Deep Machine were an English heavy metal band from the East London, England, that first came into existence in 1979. Founded by lead guitarist Bob Hooker, the band's music was influenced by other NWOBHM bands such as Iron Maiden and in particular Judas Priest.

==History==
Various early line-ups existed but eventually Hooker recruited John Wiggins on guitar, Dave Orton bass, Rick Bruce drums, and Roger Marsden vocals. This line-up recorded some now much sought-after demo tapes including songs such as "Demon Preacher", "Asylum", "Witchild" and "Deep Machine". Dave Orton then left and was replaced by Andy Wrighton on bass. Despite developing somewhat of a cult following, and having an impressive reputation for their energetic live performances, Deep Machine were unable to secure a record deal. Eventually Bob Hooker left the band in 1981 and was replaced by Angel Witch guitarist and vocalist Kevin Heybourne. This line-up proved unstable with Heybourne, Marsden and Bruce parting company with the others to form a new line-up of Angel Witch. Marsden later went on to join the E.F. Band. In 1981, guitarist Tony Harris of the new Deep Machine line-up, joined another band, Destroya, on stage as guest in London's Marquee Club at a one-off gig featuring singer Andy Diamond, bassist Brian Genocide, guitarist Terry Lewis and hard hitting drummer Kevin Marx. The band supported Lone Wolf fronted by ex Iron Maiden singer Paul Di'Anno. Deep Machine drummer Steve Kingsley went on to join Rogue Male, and Andy Wrighton teamed up once again with John Wiggins. At this point another NWOBHM band, Gandalf Wizardry, split after two years on the same circuit and Andy Wrighton and John Wiggins approached Wizardry vocalist Andy M F Mawbey in an attempt to revive Deep Machine again, but this lasted only a couple of months until Wiggins announced his departure to join what was later to become Tokyo Blade. Aidan Fitzpatrick (ex Wizardry guitarist) came in for the recently departed Wiggins and auditions began to find a second guitarist to make up a five-piece. This phase in Deep Machine history never left the rehearsal studios and finally ended when Andy Wrighton left to join Wiggins in Tokyo Blade.

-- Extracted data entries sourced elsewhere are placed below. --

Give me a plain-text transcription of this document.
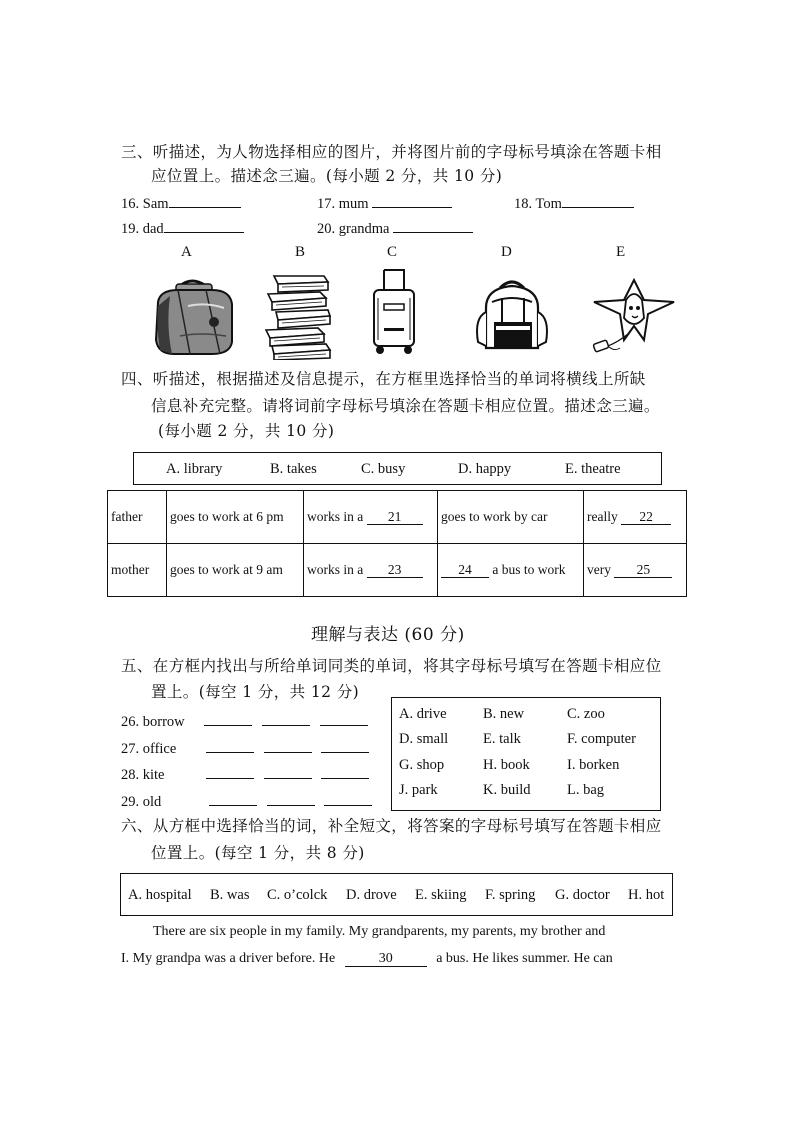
三、听描述，为人物选择相应的图片，并将图片前的字母标号填涂在答题卡相
应位置上。描述念三遍。(每小题 2 分，共 10 分)
16. Sam	17. mum	18. Tom
19. dad	20. grandma
A	B	C	D	E
四、听描述，根据描述及信息提示，在方框里选择恰当的单词将横线上所缺
信息补充完整。请将词前字母标号填涂在答题卡相应位置。描述念三遍。
(每小题 2 分，共 10 分)
A. library	B. takes	C. busy	D. happy	E. theatre
father	goes to work at 6 pm	works in a 21	goes to work by car	really 22
mother	goes to work at 9 am	works in a 23	24 a bus to work	very 25
理解与表达 (60 分)
五、在方框内找出与所给单词同类的单词，将其字母标号填写在答题卡相应位
置上。(每空 1 分，共 12 分)
26. borrow
27. office
28. kite
29. old
A. drive	B. new	C. zoo
D. small E. talk	F. computer
G. shop	H. book	I. borken
J. park	K. build	L. bag
六、从方框中选择恰当的词，补全短文，将答案的字母标号填写在答题卡相应
位置上。(每空 1 分，共 8 分)
A. hospital B. was C. o’colck D. drove E. skiing F. spring G. doctor H. hot
There are six people in my family. My grandparents, my parents, my brother and
I. My grandpa was a driver before. He	30	a bus. He likes summer. He can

In 2009, Hooker, Wiggins, Marsden and Wrighton decided to play together for the first time in almost 30 years, together with Slam drummer Chas Towler. This eventually gave rise to a new line-up of Deep Machine, including Hooker and Towler with Lenny Baxter (vocals), John Riley (bass) and Nigel Martindale (guitar) which started to gig in 2010. In February 2012, Martindale was officially replaced by guitarist Nick ‘The Beast’ East. Deep Machine released their first album Rise of the Machine on 25 April 2014, which was received with overwhelming enthusiasm by Die Hard Machine fans in the UK and Europe. In October 2014, Deep Machine regretfully announced the departure of vocalist Lenny Baxter after four successful years with the band. However, shortly after his departure, Deep Machine announced that Andy M F Mawbey was to replace him as lead vocalist. Mawbey's first live gig with Deep Machine came 32 years after he first auditioned in 1982. John Riley then quit and Chas Towler was let go.

The band continued on into 2015, recruiting ex-Kaine members Dan Mailer on bass guitar and Josh Moreton on drums, before officially calling it quits in October that year.